At Troy City Schools, students at every level learn about the presidential election. While the vast majority of students are clearly too young to vote on November 8, they will have an opportunity to make their voice heard in a district-wide mock election this Thursday, November 3.
Students in Grades K-12 will cast their votes for one of four presidential candidates via Google Chromebooks. On Friday, the results of the mock election will be broadcast to each classroom via state-of-the-art videoconferencing technology.
“Holding a mock election is important because it helps engage students in the political process,” said Social Studies Chairperson Matt Chapkoski. “Rather than simply teaching them about democracy, they get to experience and participate in an election.”

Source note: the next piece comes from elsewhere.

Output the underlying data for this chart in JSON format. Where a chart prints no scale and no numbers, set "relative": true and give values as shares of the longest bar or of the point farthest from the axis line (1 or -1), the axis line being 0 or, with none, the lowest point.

The experience is the culmination of several months of instruction on various facets of the election. Teachers have created myriad age-appropriate projects and lessons with the hope that students will become more informed on the process, the issues and the candidates themselves.

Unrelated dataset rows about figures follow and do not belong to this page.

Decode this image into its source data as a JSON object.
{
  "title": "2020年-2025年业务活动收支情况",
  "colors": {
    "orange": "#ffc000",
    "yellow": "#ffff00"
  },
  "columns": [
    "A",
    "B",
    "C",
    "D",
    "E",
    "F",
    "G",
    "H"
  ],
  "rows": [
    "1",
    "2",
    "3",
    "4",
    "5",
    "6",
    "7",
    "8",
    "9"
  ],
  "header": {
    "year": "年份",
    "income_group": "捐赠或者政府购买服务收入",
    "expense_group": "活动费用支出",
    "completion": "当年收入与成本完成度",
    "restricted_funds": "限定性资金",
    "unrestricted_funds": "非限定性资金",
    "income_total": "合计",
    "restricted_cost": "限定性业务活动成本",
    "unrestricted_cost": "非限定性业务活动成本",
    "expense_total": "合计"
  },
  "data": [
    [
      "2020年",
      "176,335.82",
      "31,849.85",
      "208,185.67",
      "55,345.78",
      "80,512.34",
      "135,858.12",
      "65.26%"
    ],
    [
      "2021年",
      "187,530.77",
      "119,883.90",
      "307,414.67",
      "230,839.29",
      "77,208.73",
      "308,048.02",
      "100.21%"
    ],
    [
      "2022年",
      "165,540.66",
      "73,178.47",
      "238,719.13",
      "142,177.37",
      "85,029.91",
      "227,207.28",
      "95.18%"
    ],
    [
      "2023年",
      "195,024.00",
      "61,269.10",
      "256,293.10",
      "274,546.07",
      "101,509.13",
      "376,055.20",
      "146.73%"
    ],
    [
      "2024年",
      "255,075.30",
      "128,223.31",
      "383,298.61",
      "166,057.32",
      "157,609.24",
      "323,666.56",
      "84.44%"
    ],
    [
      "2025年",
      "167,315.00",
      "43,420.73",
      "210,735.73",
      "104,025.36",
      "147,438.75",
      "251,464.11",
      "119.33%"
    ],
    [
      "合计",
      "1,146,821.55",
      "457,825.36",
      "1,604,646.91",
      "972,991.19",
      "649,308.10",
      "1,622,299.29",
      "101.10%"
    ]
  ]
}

Fourth and 5th Grade students worked on opinion pieces based on research, participated in structured debates, learned election vocabulary and summaries of the hot-button issues at hand. Students at all levels learn how to verify sources and check facts.
Troy Middle School students are creating fictional candidates, choosing issues as platforms and creating campaigns based on their research.
At Troy High School, teachers are reporting a new level of engagement in this year’s election. Rick Steinbach teaches 12th Grade American History and Government where each day he begins his class by reviewing recent news or watching satire clips depicting the election. The class then has a discussion about it, which he says can often become heated.
“Kids are coming in with strong feelings and are more knowledgeable than ever,” he said. “Their attitudes certainly reflect what’s going on outside of the classroom and it doesn’t take much to get under their skin.”
Even non-core teachers are incorporating the election into their instruction. In Troy High’s Performance Art Class, students have included news headlines from the election into one of the songs of their Winter Performance. Troy Middle School art students have created presidential self-portrait posters as if they were running for president.
Teachers say that the process gives students the opportunity to create their own opinions based on research rather than the opinion of others.
We want our students making informed decisions and thinking critically about the issues facing our country,” said Chapkoski. “By modeling responsible voting, we are helping engage the next generation of civic-minded citizens.”
The results of the 2016 Troy City School District Mock Presidential Election will be posted Friday, November 4.